Feature engineering is usually the most effective way to improve model accuracy. Feature engineering usually involves repeatedly creating new features using transformations of your raw data or features you have previously created.
Sometimes you can go through this process using nothing but intuition about the underlying topic. But you’ll need more direction when you have 100s of raw features or when you lack background knowledge about the topic you are working on.

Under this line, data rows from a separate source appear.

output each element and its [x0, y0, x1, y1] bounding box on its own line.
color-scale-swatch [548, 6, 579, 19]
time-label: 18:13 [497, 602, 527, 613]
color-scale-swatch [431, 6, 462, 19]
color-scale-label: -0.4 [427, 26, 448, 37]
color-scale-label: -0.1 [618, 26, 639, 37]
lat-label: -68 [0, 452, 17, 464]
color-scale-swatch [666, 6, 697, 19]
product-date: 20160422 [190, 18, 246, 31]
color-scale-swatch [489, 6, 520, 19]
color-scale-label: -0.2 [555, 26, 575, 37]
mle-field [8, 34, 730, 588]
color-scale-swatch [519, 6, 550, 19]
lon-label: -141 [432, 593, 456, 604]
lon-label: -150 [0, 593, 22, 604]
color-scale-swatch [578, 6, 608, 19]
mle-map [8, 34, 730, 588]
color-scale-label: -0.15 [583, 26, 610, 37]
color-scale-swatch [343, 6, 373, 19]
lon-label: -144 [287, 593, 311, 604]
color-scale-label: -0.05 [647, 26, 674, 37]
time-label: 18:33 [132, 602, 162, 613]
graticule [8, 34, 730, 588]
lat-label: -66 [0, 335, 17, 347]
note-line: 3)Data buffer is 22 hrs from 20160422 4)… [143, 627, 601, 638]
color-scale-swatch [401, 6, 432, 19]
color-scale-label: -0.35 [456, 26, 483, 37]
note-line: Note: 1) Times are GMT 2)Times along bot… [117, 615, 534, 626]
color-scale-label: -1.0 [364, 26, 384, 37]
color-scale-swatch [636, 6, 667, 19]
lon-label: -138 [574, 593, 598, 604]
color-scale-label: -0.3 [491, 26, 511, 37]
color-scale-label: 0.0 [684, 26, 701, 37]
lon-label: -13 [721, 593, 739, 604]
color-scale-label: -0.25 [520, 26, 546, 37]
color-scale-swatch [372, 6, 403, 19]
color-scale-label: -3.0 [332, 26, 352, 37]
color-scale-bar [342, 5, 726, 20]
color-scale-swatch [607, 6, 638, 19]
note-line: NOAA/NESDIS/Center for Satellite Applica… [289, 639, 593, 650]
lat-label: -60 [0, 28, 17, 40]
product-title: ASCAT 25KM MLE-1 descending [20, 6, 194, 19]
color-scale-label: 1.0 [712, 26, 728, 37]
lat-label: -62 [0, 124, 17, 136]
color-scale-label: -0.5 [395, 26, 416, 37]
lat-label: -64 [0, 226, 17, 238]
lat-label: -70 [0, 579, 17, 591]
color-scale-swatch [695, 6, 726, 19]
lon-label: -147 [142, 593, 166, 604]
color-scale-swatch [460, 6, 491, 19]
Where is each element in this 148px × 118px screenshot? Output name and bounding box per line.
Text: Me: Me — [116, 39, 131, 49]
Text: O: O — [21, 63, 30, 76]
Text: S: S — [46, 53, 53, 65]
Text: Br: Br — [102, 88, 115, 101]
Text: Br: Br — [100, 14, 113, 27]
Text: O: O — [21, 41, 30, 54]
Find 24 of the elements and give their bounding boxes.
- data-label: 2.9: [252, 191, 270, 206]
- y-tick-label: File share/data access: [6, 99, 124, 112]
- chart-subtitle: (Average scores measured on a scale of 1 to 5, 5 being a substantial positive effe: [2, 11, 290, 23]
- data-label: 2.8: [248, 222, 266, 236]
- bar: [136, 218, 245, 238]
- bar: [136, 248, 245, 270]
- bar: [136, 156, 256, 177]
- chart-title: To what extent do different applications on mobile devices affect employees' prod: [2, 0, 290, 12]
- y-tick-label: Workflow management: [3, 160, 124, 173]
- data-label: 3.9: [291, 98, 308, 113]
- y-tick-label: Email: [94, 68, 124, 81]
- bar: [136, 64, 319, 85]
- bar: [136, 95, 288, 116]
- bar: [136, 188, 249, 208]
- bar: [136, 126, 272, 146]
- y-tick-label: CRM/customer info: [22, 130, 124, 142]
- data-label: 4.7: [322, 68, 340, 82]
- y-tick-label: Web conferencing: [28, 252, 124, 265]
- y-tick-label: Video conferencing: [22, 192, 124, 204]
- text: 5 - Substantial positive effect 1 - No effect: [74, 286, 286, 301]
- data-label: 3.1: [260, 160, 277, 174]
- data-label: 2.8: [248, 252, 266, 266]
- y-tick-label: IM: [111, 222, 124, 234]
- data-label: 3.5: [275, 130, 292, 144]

A Kaggle competition to predict loan defaults gives an extreme example. This competition had 100s of raw features. For privacy reasons, the features had names like f1, f2, f3 rather than common English names. This simulated a scenario where you have little intuition about the raw data.
One competitor found that the difference between two of the features, specificallyf527 - f528, created a very powerful new feature. Models including that difference as a feature were far better than models without it. But how might you think of creating this variable when you start with hundreds of variables?
The techniques you’ll learn in this course would make it transparent that f527 and f528 are important features, and that their role is tightly entangled. This will direct you to consider transformations of these two variables, and likely find the “golden feature” of f527 - f528.
As an increasing number of datasets start with 100s or 1000s of raw features, this approach is becoming increasingly important.
随着特征量的增加从100 到1000 数量级,这个方法变得尤为重要。
Directing Future Data Collection
对收集新数据的指向
You have no control over datasets you download online. But many businesses and organizations using data science have opportunities to expand what types of data they collect. Collecting new types of data can be expensive or inconvenient, so they only want to do this if they know it will be worthwhile. Model-based insights give you a good understanding of the value of features you currently have, which will help you reason about what new values may be most helpful.
Some decisions are made automatically by models. Amazon doesn’t have humans (or elves) scurry to decide what to show you whenever you go to their website. But many important decisions are made by humans. For these decisions, insights can be more valuable than predictions.
Many people won’t assume they can trust your model for important decisions without verifying some basic facts. This is a smart precaution given the frequency of data errors. In practice, showing insights that fit their general understanding of the problem will help build trust, even among people with little deep knowledge of data science.